Algebraic geometry fun facts for the festivities: Enriques surfaces are never complete intersections
Are you dreading the social responsibilities that come with this time of the year? You can spice up the conversations with your relatives and friends using the following fun facts in algebraic geometry. Whenever a conversational lull comes up, drop one of these and things will turn fun fun fun again!

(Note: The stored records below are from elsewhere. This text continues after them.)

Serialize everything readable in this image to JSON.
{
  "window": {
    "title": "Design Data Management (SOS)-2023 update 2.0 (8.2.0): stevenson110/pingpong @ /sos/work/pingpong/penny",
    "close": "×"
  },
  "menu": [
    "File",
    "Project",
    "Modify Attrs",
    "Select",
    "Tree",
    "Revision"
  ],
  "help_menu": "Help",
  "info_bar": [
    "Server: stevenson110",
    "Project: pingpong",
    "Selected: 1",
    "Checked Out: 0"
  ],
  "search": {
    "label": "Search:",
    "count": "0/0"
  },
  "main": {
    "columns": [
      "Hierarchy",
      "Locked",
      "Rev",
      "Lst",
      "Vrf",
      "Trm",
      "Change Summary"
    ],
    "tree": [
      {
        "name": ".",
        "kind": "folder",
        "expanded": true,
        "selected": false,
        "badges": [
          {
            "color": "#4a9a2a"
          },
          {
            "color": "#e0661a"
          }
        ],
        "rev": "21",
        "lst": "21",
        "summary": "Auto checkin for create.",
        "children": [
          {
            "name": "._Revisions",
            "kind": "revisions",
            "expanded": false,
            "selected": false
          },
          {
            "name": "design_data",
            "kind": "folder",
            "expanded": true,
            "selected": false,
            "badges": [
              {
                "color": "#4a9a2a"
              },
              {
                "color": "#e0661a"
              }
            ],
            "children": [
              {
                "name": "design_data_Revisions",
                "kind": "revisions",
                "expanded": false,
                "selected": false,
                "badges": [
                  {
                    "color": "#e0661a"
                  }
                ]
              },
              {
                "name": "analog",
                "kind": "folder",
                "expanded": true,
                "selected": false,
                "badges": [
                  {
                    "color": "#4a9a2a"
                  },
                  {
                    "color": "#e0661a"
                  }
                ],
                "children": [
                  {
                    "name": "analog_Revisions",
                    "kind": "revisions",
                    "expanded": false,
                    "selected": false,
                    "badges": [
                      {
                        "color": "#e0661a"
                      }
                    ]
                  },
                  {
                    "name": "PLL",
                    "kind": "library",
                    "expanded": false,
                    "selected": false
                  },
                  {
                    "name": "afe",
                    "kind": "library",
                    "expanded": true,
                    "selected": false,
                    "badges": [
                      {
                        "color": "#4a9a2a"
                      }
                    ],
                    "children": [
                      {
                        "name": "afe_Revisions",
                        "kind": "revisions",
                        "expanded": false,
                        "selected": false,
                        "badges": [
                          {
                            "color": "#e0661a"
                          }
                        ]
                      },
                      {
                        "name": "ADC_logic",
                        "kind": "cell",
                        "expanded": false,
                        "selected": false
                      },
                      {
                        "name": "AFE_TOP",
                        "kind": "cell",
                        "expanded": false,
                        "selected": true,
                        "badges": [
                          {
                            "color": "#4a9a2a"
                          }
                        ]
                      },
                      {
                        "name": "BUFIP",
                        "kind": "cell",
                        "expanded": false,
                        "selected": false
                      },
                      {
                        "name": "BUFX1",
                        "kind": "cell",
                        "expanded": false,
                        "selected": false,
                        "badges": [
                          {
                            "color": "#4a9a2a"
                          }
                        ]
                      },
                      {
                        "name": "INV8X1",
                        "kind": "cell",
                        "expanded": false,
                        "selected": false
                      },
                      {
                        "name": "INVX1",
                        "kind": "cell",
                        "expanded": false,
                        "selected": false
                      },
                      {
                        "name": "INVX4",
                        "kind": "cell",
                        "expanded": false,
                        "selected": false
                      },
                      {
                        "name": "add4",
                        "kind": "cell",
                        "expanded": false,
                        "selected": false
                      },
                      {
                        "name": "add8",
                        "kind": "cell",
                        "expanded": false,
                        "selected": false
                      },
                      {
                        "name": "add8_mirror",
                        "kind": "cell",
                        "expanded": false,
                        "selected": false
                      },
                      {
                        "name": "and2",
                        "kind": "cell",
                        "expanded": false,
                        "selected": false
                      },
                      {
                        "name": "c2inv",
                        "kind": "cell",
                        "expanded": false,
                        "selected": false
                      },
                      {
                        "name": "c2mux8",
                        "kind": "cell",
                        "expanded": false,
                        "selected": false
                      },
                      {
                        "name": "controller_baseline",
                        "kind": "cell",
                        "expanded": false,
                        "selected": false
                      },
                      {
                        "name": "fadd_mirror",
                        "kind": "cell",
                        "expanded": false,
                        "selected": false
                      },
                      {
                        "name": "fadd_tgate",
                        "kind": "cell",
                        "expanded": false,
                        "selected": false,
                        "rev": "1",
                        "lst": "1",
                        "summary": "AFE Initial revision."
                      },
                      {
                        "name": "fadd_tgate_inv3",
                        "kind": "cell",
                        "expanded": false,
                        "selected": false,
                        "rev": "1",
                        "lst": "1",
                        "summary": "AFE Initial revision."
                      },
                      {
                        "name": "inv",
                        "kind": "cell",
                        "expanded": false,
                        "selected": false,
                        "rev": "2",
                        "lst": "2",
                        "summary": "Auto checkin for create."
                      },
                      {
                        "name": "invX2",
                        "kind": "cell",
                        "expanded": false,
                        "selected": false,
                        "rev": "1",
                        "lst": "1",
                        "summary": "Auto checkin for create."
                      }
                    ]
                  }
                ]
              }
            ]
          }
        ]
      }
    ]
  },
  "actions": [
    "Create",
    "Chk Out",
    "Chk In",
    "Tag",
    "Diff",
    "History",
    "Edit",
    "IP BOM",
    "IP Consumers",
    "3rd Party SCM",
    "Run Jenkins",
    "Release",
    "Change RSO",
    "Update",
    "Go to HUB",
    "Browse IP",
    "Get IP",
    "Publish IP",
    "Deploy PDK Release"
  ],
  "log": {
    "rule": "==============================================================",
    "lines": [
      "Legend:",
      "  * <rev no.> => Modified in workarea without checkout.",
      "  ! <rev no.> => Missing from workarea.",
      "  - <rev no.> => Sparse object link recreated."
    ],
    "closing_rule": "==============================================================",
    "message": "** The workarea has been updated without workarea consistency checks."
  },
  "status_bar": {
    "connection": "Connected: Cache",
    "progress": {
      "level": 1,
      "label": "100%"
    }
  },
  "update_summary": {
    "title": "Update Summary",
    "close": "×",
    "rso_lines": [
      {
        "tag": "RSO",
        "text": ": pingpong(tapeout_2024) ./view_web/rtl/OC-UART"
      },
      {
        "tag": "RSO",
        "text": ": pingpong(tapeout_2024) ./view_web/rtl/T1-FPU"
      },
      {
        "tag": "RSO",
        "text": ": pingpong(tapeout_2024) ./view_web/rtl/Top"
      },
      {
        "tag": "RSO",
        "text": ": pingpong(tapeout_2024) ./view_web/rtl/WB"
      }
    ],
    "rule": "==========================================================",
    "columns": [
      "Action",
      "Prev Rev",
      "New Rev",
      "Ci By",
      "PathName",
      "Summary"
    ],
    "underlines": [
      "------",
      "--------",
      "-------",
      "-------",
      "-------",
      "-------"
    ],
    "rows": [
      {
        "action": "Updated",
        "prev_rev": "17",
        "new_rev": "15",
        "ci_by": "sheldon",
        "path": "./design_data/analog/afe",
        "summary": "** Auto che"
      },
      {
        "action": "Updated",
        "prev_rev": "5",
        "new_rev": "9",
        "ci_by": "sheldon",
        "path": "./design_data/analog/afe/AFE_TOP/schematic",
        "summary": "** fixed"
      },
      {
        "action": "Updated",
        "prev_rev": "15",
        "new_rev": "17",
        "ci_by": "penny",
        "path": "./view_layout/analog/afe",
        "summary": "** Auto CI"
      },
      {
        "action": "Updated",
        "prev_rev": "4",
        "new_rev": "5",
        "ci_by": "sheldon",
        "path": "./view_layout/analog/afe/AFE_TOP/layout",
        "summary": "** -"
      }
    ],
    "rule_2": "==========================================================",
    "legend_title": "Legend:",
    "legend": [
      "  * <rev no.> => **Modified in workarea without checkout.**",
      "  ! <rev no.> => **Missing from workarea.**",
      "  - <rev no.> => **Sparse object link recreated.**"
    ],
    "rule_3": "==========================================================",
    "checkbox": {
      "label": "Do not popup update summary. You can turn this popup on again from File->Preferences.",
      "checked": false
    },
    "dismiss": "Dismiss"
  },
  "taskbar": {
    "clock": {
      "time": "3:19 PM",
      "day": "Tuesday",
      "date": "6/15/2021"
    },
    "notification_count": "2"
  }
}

Enriques surfaces are never complete intersections
Whilst preparing the previous fun facts for the festivities post I came across this MathOverflow question. So continuing on the theme of what can (not) be realised as a complete intersection we now present you the Enriques surfaces. As Daniel Loughran explains, because the canonical bundle on an Enriques surface is torsion it cannot be the restriction of a line bundle on some hypothetical ambient projective space in which it is a complete intersection (which it should be by iterating the adjunction formula), because $\mathrm{Pic}(\mathbb{P}^n)=\mathbb{Z}$ injects into the Picard group of the Enriques surface.
These guys are also closely related to K3 surfaces, for which there are complete intersection examples. The most famous one being quartic surfaces, the rather short list continues with the intersection of a quadric and a cubic in $\mathbb{P}^4$ and the intersection of three quadrics in $\mathbb{P}^5$.